Falar que as drogas matam e destroem vidas e famílias é tão necessário quanto banal. Muitas coisas, legais ou não, também matam e destroem (sempre penso nos ótimos exemplos do Réquiem Para um Sonho) e nem por isso as pessoas deixam de usá-las. Trata-se de uma questão complexa e eu não tenho a pretensão de dar uma solução pra ela nesse texto/parágrafo, mas penso que, antes de investir em políticas e campanhas que negam informações e promovem o medo, seria mais proveitoso escancarar o assunto e coibir não o uso, mas o exagero, até porque, verdade seja dita, quem quer usar drogas usa e muitas vezes faz isso completamente no escuro, sem saber quais efeitos e consequências esperar, tal qual acontece com Helen. Incapaz de tomar decisões que lhe afastarão de complicações com a polícia e mergulhando cada vez mais em um relacionamento degradante, ela chega ao ponto de prostituir-se para comprar drogas para Bobby. O problema da personagem não são as drogas em si, mas o contexto (problemas familiares, financeiros, educacionais) que a transformou em uma pessoa sem espírito crítico. As origens dos impulsos destrutivos de Helen, eis algo sobre o qual vale a pena pensar e analisar se o intuito for propor um debate sério sobre os motivos que levam as pessoas a arriscarem suas vidas e a dos outros em situações de exageros e falta de bom senso.
Mesmo que a personagem da Kitty Winn receba mais atenção e seja o verdadeiro centro do roteiro, é sempre muito bom ver o Pacino em ação. A cena cômica em que ele conquista Helen (aquela que termina com o furto de uma TV) e a explosão de ódio que ele promove para cima dela no fim são excelentes e certamente influenciaram o Coppola na escolha que, no ano seguinte,garantiria ao ator seu espaço na história do cinema: o diretor declarou que foi a performance em Os Viciados que garantiu para o Al o papel de Michael Corleone no O Poderoso Chefão.
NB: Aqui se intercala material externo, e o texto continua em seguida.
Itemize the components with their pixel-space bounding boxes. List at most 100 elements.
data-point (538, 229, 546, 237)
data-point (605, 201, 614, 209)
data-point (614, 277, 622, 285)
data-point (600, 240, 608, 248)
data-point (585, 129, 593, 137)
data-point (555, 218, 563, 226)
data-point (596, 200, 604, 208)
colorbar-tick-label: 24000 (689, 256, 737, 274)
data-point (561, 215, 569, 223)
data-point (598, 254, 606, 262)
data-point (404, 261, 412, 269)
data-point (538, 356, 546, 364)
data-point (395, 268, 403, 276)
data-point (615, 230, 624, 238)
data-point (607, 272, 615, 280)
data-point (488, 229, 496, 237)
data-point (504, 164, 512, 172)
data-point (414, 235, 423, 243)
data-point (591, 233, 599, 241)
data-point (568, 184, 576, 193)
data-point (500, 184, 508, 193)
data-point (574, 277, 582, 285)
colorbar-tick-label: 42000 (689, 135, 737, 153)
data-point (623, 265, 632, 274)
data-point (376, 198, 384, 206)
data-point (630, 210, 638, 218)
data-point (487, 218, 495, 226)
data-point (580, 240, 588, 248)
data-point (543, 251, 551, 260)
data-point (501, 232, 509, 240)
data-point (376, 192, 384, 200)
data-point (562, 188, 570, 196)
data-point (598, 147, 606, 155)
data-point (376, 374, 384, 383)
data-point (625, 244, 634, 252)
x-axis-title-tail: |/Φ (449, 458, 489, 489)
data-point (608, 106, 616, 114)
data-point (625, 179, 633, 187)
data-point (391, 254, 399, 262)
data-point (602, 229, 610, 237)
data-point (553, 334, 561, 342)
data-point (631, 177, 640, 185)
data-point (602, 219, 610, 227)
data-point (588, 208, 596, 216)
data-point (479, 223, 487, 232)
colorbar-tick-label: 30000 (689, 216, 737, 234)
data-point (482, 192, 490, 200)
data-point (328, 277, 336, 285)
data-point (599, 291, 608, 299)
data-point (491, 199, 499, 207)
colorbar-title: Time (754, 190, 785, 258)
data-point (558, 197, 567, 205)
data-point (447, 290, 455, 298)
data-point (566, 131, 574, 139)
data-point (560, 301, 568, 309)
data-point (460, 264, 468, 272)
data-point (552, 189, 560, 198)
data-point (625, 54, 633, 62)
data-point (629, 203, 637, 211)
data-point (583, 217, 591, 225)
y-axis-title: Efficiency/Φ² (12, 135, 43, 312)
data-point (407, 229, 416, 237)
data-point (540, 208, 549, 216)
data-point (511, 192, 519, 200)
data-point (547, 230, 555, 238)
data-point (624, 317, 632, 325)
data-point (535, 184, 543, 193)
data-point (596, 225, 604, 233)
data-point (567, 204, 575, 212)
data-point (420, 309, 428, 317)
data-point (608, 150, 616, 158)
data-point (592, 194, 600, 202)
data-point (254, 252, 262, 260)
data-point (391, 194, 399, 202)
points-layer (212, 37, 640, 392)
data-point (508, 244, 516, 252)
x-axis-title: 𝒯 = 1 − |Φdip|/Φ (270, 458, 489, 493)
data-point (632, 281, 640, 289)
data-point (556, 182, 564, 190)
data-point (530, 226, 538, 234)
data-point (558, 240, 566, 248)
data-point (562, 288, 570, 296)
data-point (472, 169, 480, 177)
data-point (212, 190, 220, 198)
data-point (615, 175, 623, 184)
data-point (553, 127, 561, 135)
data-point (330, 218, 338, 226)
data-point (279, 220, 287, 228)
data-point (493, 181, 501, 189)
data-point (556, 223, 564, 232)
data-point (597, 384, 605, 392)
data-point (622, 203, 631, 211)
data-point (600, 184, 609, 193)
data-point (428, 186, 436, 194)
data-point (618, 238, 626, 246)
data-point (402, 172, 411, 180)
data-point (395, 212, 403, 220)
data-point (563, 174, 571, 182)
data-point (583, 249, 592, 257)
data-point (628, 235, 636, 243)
Chamo atenção também o realismo obtido nos closes que mostram a injeção da heroína e para a última cena do filme, um desfecho improvável próprio das produções da década de 70 que fecha a trama muitíssimo bem reforçando o argumento de que o problema do vício, ainda que intrinsecamente ligado as drogas, não resume-se a elas e pede, para sua solução, a compreensão da própria condição humana e suas fraquezas.